Friendly fraud — where a legitimate-looking customer purchases goods then disputes the charge — cost the e-commerce industry an estimated $25 billion in 2025. This brand was losing $340,000 a month to it.
The attacker group used a rotating pool of residential proxy IPs, making each transaction appear to originate from a unique, clean home connection. Traditional IP reputation tools scored them as low-risk. Stripe's built-in radar missed every single one.
What Sentinel Saw
Sentinel's client-side Edge SDK detected subtle hardware-level signatures shared across all the "different" accounts: identical WebGL renderer strings, matching TLS cipher suite ordering, and timing jitter patterns consistent with virtualized environments.
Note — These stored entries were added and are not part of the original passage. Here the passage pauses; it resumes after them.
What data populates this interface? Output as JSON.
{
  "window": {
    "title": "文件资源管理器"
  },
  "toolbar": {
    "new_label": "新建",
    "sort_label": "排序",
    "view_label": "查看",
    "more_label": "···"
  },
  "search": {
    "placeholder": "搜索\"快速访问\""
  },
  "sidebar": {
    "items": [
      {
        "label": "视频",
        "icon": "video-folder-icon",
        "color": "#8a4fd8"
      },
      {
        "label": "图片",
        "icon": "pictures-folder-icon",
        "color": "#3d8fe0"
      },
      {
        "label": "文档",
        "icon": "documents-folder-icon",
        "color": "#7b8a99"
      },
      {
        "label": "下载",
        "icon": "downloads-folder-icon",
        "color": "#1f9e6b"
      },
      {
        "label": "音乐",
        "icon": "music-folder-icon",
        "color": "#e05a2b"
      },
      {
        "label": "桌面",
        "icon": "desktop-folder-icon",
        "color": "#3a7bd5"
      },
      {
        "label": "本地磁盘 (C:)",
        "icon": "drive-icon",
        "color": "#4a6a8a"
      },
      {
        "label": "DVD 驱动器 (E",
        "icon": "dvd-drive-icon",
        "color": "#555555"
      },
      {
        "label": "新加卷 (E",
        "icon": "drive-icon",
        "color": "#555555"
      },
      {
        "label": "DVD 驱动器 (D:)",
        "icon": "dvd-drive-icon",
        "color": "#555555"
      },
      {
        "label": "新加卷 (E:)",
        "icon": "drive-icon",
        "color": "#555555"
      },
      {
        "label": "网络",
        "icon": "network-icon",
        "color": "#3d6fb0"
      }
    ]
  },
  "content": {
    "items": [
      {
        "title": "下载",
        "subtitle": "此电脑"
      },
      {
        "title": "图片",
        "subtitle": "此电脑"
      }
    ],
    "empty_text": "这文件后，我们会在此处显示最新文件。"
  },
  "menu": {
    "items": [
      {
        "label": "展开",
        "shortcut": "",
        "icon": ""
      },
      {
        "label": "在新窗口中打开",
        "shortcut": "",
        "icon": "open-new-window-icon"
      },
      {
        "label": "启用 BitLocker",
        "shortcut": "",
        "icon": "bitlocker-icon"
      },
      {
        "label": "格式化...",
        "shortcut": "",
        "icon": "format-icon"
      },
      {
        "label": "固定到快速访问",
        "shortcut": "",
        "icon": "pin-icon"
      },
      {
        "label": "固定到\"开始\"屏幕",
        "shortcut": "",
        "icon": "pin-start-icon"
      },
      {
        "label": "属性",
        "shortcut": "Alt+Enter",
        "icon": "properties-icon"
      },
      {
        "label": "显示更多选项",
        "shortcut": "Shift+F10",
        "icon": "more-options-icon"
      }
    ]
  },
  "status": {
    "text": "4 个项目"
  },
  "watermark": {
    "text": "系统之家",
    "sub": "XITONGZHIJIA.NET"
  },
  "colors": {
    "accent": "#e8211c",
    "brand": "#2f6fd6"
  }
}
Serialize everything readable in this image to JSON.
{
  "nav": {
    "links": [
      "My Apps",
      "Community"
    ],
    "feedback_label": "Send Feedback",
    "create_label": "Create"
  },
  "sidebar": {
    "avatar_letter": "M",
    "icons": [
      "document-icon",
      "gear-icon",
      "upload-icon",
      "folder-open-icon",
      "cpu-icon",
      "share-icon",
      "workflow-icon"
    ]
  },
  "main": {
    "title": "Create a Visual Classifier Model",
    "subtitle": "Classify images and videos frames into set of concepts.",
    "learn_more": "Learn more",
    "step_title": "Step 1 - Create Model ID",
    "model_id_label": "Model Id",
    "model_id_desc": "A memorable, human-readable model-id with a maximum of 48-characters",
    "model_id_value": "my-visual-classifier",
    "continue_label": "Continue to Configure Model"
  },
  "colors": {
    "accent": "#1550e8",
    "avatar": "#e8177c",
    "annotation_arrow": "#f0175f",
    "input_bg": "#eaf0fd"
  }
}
Despite appearing to come from 400+ distinct IPs, Sentinel grouped them into a single fraud cluster within 6 hours of deployment.
The Block
A single rule was pushed: any checkout with a Sentinel cluster-match score above 0.85 required an additional step before payment was processed. The fraud group — unable to pass the check — abandoned the attack entirely. $0 in disputes were filed that month from the cluster.
Financial Impact
$340,000 in dispute fees and lost inventory saved in the first 30 days. Stripe's fraud risk flag on the merchant account was removed 45 days after deployment. The brand's chargeback rate dropped from 1.8% to 0.06%.